Maintaining a summer or fall garden is never complete unless you include Russian sage. It is a popularly-opted flowering plant for xeriscaping because of its tolerance to prolonged dry spells. Even if you do not have time to water or nurture this plant, it will not fail in beautifying your flower garden with magnificent, pale violet colored blooms. Other desirable features of this hardy perennial are long flowering periods and flower production in cold environmental conditions.
What is it?
The Russian sage is indigenous to central parts of Asia. It belongs to the mint family Labiatae and is scientifically known as Perovskia atriplicifolia. Despite its common name, the Russian sage is not a relative of the common sage genus Salvia. The name resemblance may be because of its scented foliage, which is applicable for all herbs of the mint family. The growth habit of this plant is perennial herbaceous or subshrub, in which the height at maturity is 4 feet, while maximum spread measures about 3 feet.
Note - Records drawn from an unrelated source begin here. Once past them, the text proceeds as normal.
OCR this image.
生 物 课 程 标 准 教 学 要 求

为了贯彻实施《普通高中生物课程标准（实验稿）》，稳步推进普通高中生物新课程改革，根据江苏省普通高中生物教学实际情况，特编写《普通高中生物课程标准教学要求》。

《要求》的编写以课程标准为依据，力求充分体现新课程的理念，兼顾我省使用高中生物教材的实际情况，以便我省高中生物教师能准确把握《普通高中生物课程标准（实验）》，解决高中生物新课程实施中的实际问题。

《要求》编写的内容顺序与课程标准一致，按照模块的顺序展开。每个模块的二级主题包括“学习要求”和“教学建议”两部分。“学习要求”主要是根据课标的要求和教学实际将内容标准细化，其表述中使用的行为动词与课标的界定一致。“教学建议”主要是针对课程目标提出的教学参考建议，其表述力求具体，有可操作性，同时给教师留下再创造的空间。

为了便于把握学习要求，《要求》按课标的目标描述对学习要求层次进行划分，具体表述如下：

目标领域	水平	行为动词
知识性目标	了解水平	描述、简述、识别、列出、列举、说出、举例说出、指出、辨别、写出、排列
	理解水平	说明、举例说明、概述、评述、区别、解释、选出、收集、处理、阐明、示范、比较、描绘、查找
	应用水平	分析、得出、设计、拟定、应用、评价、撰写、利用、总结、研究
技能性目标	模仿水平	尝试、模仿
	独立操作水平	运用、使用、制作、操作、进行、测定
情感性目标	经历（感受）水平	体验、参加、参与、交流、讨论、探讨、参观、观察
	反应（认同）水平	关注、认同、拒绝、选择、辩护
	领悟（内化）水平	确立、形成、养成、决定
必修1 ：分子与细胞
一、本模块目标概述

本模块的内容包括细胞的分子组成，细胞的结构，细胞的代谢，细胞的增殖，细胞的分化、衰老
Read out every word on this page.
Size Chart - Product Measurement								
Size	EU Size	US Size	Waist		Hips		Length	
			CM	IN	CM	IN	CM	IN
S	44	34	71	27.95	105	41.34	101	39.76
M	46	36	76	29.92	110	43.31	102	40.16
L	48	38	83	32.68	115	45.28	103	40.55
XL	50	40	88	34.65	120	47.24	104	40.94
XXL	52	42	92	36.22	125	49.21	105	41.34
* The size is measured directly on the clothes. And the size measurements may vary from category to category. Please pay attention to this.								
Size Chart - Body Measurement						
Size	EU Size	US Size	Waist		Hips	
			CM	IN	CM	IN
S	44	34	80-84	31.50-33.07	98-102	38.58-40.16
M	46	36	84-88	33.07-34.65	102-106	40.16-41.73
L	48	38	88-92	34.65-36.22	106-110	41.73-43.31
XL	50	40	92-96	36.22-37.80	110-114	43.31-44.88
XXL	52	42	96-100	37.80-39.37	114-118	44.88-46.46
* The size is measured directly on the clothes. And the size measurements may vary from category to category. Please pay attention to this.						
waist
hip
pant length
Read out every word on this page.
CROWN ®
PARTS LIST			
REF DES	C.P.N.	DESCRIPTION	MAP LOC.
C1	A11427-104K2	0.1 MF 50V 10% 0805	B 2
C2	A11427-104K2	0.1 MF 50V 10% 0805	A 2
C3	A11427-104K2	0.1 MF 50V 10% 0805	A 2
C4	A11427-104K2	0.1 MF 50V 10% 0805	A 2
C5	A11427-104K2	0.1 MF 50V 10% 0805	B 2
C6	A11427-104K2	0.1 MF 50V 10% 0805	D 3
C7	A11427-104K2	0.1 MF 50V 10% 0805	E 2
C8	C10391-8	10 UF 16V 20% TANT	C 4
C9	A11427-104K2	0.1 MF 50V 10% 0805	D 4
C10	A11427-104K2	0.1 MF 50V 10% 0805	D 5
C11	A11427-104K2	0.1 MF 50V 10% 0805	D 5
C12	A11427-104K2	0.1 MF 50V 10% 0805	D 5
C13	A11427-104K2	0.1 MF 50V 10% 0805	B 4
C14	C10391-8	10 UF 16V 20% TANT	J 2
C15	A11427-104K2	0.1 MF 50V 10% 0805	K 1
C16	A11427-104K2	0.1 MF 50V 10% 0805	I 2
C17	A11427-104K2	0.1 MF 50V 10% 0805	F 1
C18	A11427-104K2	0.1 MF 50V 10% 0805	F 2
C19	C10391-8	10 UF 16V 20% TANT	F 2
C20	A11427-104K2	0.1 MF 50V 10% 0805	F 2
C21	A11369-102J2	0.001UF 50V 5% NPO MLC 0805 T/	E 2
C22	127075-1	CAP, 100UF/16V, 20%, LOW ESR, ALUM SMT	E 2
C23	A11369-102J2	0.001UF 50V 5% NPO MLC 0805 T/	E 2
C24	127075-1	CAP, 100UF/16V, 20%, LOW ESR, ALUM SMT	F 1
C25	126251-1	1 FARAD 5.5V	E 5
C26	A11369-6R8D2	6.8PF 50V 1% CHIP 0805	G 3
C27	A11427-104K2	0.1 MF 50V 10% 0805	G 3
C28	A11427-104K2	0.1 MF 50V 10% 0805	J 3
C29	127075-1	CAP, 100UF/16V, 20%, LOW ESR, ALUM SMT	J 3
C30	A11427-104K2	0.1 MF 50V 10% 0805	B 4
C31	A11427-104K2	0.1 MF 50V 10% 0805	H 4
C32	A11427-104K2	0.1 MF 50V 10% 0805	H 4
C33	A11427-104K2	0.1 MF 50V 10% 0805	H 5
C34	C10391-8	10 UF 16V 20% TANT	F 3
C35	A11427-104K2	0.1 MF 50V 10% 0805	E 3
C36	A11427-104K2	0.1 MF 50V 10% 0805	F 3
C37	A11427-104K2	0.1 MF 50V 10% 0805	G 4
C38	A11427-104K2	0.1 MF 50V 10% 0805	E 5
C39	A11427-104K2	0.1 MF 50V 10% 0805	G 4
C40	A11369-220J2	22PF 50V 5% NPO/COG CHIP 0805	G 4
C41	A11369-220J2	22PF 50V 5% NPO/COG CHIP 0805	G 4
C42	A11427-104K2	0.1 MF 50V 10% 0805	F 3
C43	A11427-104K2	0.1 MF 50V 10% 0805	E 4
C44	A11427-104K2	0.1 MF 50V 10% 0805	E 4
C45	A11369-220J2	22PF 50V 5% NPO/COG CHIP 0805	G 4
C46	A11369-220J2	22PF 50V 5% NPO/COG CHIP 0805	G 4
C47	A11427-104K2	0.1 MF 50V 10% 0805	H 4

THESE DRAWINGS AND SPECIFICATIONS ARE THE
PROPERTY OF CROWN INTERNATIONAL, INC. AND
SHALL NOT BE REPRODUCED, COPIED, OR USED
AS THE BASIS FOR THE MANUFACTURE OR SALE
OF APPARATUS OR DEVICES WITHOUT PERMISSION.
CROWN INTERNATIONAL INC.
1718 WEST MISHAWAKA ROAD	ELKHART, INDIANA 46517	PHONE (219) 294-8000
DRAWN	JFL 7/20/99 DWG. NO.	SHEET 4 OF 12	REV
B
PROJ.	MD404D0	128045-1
Identification of this sage plant can be done from its stems, leaves and flowers. The stem is hairy, whitish colored, square-shaped, erect, and woody at the base and soft in the upper portion. The foliage of this purple flowering plant is about 5 cm long and 3 cm wide, silvery in color and deeply notched in shape. As summer arrives, tubular, lavender colored flowers are borne in clusters, and the inflorescence type is panicle. The flowering period starts in midsummer and lasts till fall, where there are hardly any colored blooms in the garden.
Caring for Russian Sage
Although Russian sage can adapt to a wide range of soil types, it grows best in USDA zones 4-9. This herbaceous plant is best suited for plantation in flower beds or as borders for seasonal flowers. The preferred growing conditions for this sage are maximum sunlight exposure, medium fertile soil and moderate water. When planted as a shrub for shaded areas, the branches tend to flop down on one side. Hence, staking and additional plant care is required to give it a proper shape.
Select a sunlit area for growing this sage in your flower garden. If you don't have a specific spot, go for container gardening. Preparing the garden soil is not necessary, as this plant can grow well even in poor soil. But, to ensure quick establishment and production of roots, loosen garden soil with a trowel. Select suitable, upright varieties (Filigran or Login) and choose propagation method according to your convenience. They are propagated from seeds or rooted stem cuttings.
If you are a newbie, opt for the plantlets for easy growing. Make a planting hole in the garden soil, remove the plant from the original container and place it in the hole. Refill the soil in the hole and press it down lightly. Water your newly planted sage only occasionally, as it cannot tolerate wet soil. Make sure that you do not over-water this perennial plant. Adding a fertilizer is not at all required, even after it attains maturity.
Pruning of this plant should be done in the spring, or after winter is over. You can select and remove weak branches with sharp scissors, making sure that the remaining plant parts are not injured. This trimming of the older twigs promotes new growth of branches, thus giving a dense, bushy shape. Many hobbyists prefer cutting the stems to about 6 inches above ground level for renewed growth of branches. Overall, pruning prepares the plant for production of healthy blooms in mid summer.
Thus, maintaining a sage plant requires minimal effort, irrespective of whether you want it to plant indoors or outdoors. With its richly fragrant leaves and tubular flowers, this plant attracts butterflies in the garden. During the blooming period, you can make cut flowers for beautifying your room interior, or you can dry them for decoration purposes.